SBE, Inc.
© Strategic Business Ethics, Inc.  
Finding Our Soul to  Compete in the Future,  by David Lapin (CEO)
Asia and the "Google-Effect" have commoditized not only the West's traditional products, but also many of its services that are potentially generic.  Unless you are cheaper than anyone else, your market will shrink.  And if you are cheaper than everyone else, your profits will shrink.  Every conventional business will sooner rather than later tremble the way that mighty Wal-Mart Goliath trembles before little David Google (The New York Times, Nov. 6, 2005, page 1 - Just Googling It is Striking Fear Into Companies).  In this environment, improved efficiencies alone will not secure margin growth.  The key to growing margins is not in the products we produce but in our ability to overlay our products with those intangible offerings for which people truly crave.

Brutal cost-cutting and automation brought advantages to consumers but not sustainable competitive advantage to business.  It doesn't take long in an environment of quick diffusion of information for our gains to become entry-level requirements for everyone in our game.  An so, consumers keep their gains while businesses struggle to find new advantages.  Meanwhile, competitors, who are forever catching up with them, sometimes surprise them with a strategic leapfrog that leaves them way behind.  Each such cycle presents the consumer with another round of victory.  Outsourcing is the newest example of this spiral.

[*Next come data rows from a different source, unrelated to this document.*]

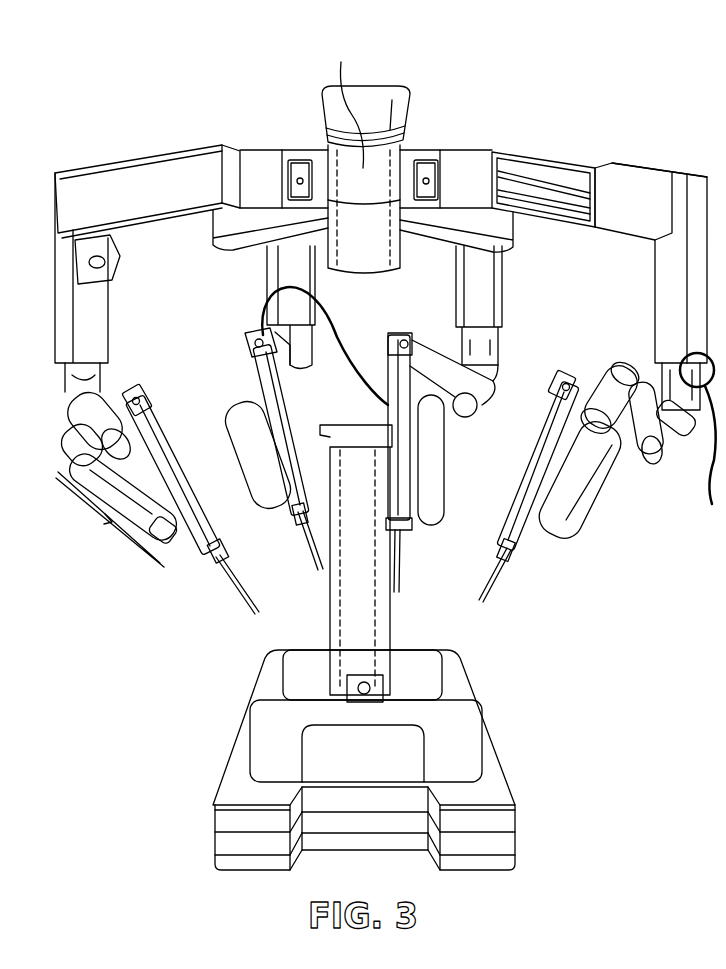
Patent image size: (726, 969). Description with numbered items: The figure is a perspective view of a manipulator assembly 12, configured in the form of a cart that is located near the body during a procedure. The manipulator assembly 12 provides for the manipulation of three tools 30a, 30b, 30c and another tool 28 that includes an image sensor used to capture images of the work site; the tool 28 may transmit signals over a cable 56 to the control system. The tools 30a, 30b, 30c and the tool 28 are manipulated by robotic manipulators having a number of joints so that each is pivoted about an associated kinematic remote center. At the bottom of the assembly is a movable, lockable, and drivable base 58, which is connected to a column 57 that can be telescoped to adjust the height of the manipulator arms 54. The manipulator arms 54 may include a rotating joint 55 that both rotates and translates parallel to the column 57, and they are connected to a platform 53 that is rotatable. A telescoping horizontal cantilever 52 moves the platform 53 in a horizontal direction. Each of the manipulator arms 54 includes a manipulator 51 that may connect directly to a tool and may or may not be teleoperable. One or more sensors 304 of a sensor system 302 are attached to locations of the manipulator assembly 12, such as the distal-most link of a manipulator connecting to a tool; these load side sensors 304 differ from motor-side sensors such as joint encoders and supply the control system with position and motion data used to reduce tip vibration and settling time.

The manipulator assembly 12 is at (526, 72).
The tool 28 is at (256, 338).
The tool 30a is at (190, 476).
The tool 30b is at (401, 553).
The tool 30c is at (520, 497).
The manipulator 51 is at (110, 519).
The telescoping horizontal cantilever 52 is at (377, 86).
The platform 53 is at (346, 101).
The manipulator arms 54 is at (673, 157).
The rotating joint 55 is at (660, 378).
The cable 56 is at (708, 470).
The column 57 is at (336, 608).
The base 58 is at (500, 793).
The sensor system 302 is at (226, 693).
The sensors 304 is at (122, 400).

There is hardly anything we do that China and India cannot already or will soon be able to commoditize and offer to our customers at lower prices and higher efficiencies than we can.  Google, and others like it, facilitate consumer awareness of those possibilities. What is our defense?  With little concern for our employees, we are scurrying to own Chinese and Indian production facilities.  This way, we argue, at least our shareholders will continue to reap profits from our global businesses as we benefit from Asia's cost advantages.

Owning Chinese production facilities, or outsourcing, is just a further example of a strategy that serves consumers but, ultimately, not shareholders.  As everyone does the same, our margins and market share continue to shrink, and our remaining employees become increasingly demoralized.  Furthermore, the West cannot "own" Asia or Asian production, for long.  Asia, unlike the U.S., has a very long-term perspective.  It will use every opportunity of joint venture to learn everything U.S. business can teach it.  Then, Asia will stretch its muscles, stand on its own feet, and go it alone.
 
This is not bad news for those of us who understand that we are on the threshold of a new post-infotech era.  Exhilirating opportunities aboud for us to move beyond the commodity game:  While continuing to manage traditional business efficiently, we have the opportunity to reshape the future.  Every business can create a unique offering immensely more valuable to its customers than any commodity available.  We have saturated our customers with material choices, but their starvation for a more "spiritual" satisfaction and sense of wellbeing represents the biggest business opportunity of our time.  Our society has built superb structures to provide people with a degree of material security, but their dignity is assaulted a thousand times a day.  Our spirits crave a sense of meaning, and our souls erode in pursuit of the very consumerism that oils the wheels of business.  American business needs to recover the soul it has lost so that it does not also lose its edge.
 
For this to happen, business leaders and managers need to expand into five new paradigms:
  1. Radically re-engineer your understanding of the term "value."  Value is no longer defined only by price, convenience, and quality, but also by the degree to which the transaction satisfies people's deeper emothional and spiritual needs too.
  2. No longer see your tangible product or service as the end product, but rather as a vehicle upon which to offer a much more valuable (and lower-cost) intangible product:  the true human dignity of your customer.
  3. Your tangible product, its price, and its features appeal to your customers' minds.  Your brand should captivate their hearts, but only your intangible product nourishes their souls.
  4. Your business process creates your tangible product, but it is your business culture that will create and deliver your intangible product.
  5. Authentic culture is non-replicable and will deliver more value than inauthentic advertising and sloganeering.
The authenticity of our business values is now as crucial to our business success as the effectiveness of strategy and the efficiency of our process.  Valuing customers as dignified human beings, and not merely as buyers of products and services, cannot be faked.  It requires authentic values and a sterling business culture.

Many current business practices inhibit the experience of genuine human dignity.  At best, these practices improve standards of efficiency and convenience, but they leave nothing for one company to differentiate itself from another.  As with individuals, companies of tomorrow will differentiate themselves not only by products and processes, but rather with their intellect, culture, and values.

The companies who reshape the future and dominate it will be those who develop complex new human skills, deeper multi-cultural understanding, and a far higher prioritizing of human values and people's spiritual aspirations as the center stage of their strategic thinking.